Nun … man muss das nicht überbewerten … auch angesichts der Tatsache, dass man Youtube-Clicks ja mittlerweile ganz leicht mit einem einzigen Click kaufen kann. Aber natürlich kann ein guter Youtube-Auftritt einen Act schon richtig motivieren, ihren Weg weiter zu gehen. Und … man darf natürlich nicht vergessen … in Österreich hat es die Verwertungsgesellschaft (AKM) – im Gegensatz zu Deutschland (GEMA) – geschafft, einen Deal mit Youtube auszuhandeln, sodass ab einer bestimmten Anzahl von Klicks auch tatsächlich Geld an die Urheber zurückfliessen wird. Ein kleiner aber wichtiger Schritt in die Zukunft … obwohl da natürlich noch vieles im Argen liegt. Stichwort: Speichermediumabgabe. Musik muss a la long wieder aus der Gratis-Ecke rauskommen.

Warum will diese wachsende Szene den Amadeus eigentlich nicht?

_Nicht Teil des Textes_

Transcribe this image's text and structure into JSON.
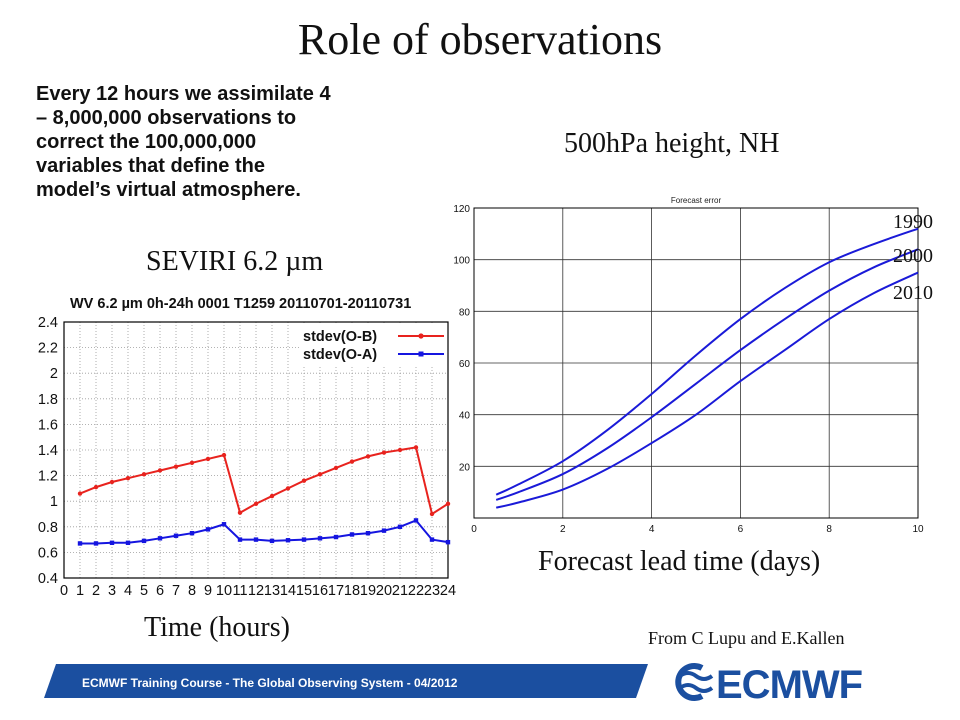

Der Amadeus ist prinzipiell eine gute Sache wiewohl natürlich die Wortmeldungen von HVOB, Monobrother etc. schon einige der Schwachstellen aufgezeigt haben. Das Problem ist wohl eher das Hinterland bzw. der Kontext, in dem er vergeben wird. Und daran werden auch Nachbesserungen beim Amadeus nicht viel ändern. Mit der Austrozone wollte ich jedenfalls ein kleines Signal setzen und ein bisschen Bewegung reinbringen. Der Status Quo ist definitiv verbesserungswürdig …

Die Austrozone bündelt Musik aus Österreich in einem Youtube-Kanal. Eberhard Forcher präsentiert einmal pro Woche in einer Sendung fünf Clips aus Österreich.

Ab 16. Mai wird es Austrozone auch auf W24 zu sehen geben. Eine Feier gibt es auch dazu (14. Mai, Ort: Local)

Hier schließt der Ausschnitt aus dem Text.